Riden's team won another state title in 2021, but the Antlers lost the Class 6A trophy this past fall. Another lesson. Even the most prepared teams can fall on race day.
This year, however, with a sturdy group of upperclassmen -- Riden's entire top seven returned in 2023, with six of them moving into their senior years -- Deer Creek's outlook has been hopeful.
"Nobody in this group really wants to take anything we're doing for granted," Riden said.
"When you get into this, you want to give yourself a chance. And, if you've done everything you can and you come up short, at least you gave yourself a chance. For us and this group, we want to give ourselves a chance. We are not calling our shot, but we want to give ourselves a chance."
The Oklahoma squad worked hard over the offseason. It's showed.
That being said, the team remains even-keeled. No one runner is getting ahead of themselves, nor has the team been expectant of its success. The Antlers understand that they are only as good as their last race. Every new race is proving ground.
Riden says he knows the only way to change past fortune is to execute on race day.

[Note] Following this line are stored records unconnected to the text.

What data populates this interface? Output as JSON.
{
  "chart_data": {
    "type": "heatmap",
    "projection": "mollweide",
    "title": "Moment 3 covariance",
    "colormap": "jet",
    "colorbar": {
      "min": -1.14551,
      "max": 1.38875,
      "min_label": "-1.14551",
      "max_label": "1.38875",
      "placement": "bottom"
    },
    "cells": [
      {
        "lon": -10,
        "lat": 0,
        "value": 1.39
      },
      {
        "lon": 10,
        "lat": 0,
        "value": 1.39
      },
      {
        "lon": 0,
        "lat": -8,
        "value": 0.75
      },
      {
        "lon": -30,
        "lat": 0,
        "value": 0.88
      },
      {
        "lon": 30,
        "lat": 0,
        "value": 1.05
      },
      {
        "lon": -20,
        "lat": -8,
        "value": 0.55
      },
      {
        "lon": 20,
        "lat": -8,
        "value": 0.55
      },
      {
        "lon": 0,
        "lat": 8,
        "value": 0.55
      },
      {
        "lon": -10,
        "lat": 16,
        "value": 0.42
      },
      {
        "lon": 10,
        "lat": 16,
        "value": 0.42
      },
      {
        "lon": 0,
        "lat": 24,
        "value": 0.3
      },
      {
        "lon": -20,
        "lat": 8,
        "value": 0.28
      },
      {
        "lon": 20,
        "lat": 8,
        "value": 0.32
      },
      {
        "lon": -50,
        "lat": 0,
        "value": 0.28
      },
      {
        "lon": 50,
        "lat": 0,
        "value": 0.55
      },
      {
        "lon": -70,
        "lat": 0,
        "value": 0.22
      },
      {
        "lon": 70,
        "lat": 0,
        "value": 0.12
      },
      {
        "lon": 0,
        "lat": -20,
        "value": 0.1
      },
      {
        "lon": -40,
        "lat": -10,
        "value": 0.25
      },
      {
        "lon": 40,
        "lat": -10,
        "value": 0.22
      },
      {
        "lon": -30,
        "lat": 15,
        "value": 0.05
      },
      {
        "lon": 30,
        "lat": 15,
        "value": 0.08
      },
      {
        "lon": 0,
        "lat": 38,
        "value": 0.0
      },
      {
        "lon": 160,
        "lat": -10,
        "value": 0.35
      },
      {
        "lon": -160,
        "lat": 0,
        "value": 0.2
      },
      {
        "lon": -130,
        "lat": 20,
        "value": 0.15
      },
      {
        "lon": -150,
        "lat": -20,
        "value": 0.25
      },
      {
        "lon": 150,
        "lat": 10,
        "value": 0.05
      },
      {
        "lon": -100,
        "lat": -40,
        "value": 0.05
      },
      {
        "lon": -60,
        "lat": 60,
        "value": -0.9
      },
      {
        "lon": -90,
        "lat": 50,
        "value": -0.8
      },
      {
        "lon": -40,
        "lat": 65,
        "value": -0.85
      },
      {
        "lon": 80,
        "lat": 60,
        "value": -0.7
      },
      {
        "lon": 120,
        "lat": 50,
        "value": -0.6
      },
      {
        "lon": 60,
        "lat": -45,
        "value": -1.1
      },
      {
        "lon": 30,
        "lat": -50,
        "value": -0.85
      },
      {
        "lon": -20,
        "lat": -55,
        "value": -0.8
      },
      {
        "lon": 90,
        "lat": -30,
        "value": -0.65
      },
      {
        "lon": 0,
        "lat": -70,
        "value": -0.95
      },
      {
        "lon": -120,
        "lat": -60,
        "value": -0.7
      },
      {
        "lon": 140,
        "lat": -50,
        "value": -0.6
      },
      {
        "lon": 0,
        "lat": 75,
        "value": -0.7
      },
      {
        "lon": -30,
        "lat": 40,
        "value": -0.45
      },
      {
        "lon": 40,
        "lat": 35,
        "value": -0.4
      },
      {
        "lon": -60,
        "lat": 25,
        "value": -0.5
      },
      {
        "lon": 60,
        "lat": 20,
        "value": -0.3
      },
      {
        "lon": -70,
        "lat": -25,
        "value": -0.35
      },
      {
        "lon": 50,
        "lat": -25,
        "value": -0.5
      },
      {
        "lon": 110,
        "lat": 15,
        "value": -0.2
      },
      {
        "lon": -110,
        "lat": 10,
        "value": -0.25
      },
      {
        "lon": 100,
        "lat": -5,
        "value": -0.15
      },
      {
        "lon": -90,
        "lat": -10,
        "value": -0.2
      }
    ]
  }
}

He sees signs of that every day.
"One thing I've noticed is their resilience," he said. "We know the road to NXN goes through (Southlake) Carroll. That's how it goes. But what stuck out to me is that when Carroll did not race, they didn't let it affect them. They raced like they would have raced with or without Carroll. To me, that says that this group gets it. You race. You don't worry about who's around you."
Next up on the calendar is the Oklahoma State University Jamboree, followed by the Chile Pepper Festival in Fayetteville, Arkansas.
The Antlers have showed they're capable of rising to the occasion so far this fall.
Time will only tell just how good they'll become.